A few specific indictments:
The tribal polarization of this country is deeper and more dangerous than at any time since the 1860s — and yet Trump continues to exacerbate and exploit it. … The contempt [Trump] has allegedly expressed for the war-dead, the appropriation of sacred national sites for partisan purposes, the open lawlessness, the sheer laziness … these are core abdications of basic presidential responsibility.

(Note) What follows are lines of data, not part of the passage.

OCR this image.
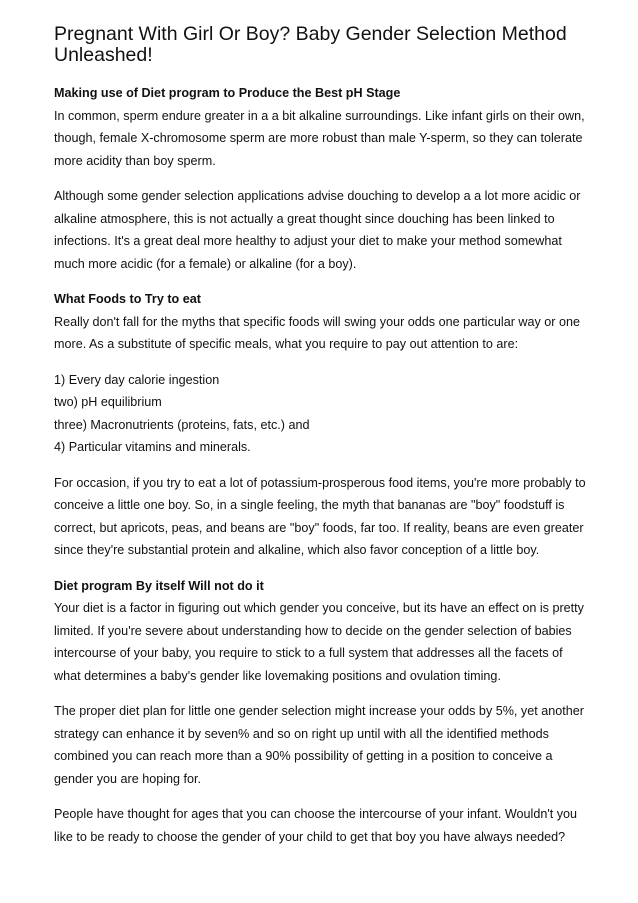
Pregnant With Girl Or Boy? Baby Gender Selection Method Unleashed!
Making use of Diet program to Produce the Best pH Stage

In common, sperm endure greater in a a bit alkaline surroundings. Like infant girls on their own, though, female X-chromosome sperm are more robust than male Y-sperm, so they can tolerate more acidity than boy sperm.

Although some gender selection applications advise douching to develop a a lot more acidic or alkaline atmosphere, this is not actually a great thought since douching has been linked to infections. It's a great deal more healthy to adjust your diet to make your method somewhat much more acidic (for a female) or alkaline (for a boy).

What Foods to Try to eat

Really don't fall for the myths that specific foods will swing your odds one particular way or one more. As a substitute of specific meals, what you require to pay out attention to are:

1) Every day calorie ingestion
two) pH equilibrium
three) Macronutrients (proteins, fats, etc.) and
4) Particular vitamins and minerals.

For occasion, if you try to eat a lot of potassium-prosperous food items, you're more probably to conceive a little one boy. So, in a single feeling, the myth that bananas are "boy" foodstuff is correct, but apricots, peas, and beans are "boy" foods, far too. If reality, beans are even greater since they're substantial protein and alkaline, which also favor conception of a little boy.

Diet program By itself Will not do it

Your diet is a factor in figuring out which gender you conceive, but its have an effect on is pretty limited. If you're severe about understanding how to decide on the gender selection of babies intercourse of your baby, you require to stick to a full system that addresses all the facets of what determines a baby's gender like lovemaking positions and ovulation timing.

The proper diet plan for little one gender selection might increase your odds by 5%, yet another strategy can enhance it by seven% and so on right up until with all the identified methods combined you can reach more than a 90% possibility of getting in a position to conceive a gender you are hoping for.

People have thought for ages that you can choose the intercourse of your infant. Wouldn't you like to be ready to choose the gender of your child to get that boy you have always needed?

There’s much more in the piece. He ends with a back-handed endorsement of Trump’s opponent as, at least, not deranged:
Biden is not perfect. He’s too old. But he understands our democratic system; he loves this country and has a grasp of the Constitution. He’s trusted by African-American voters who gave him the nomination, and has not alienated white voters in the middle who loathed Hillary Clinton. He is not deranged; he is not lacking in basic human empathy; and he does not treat all his opponents as enemies.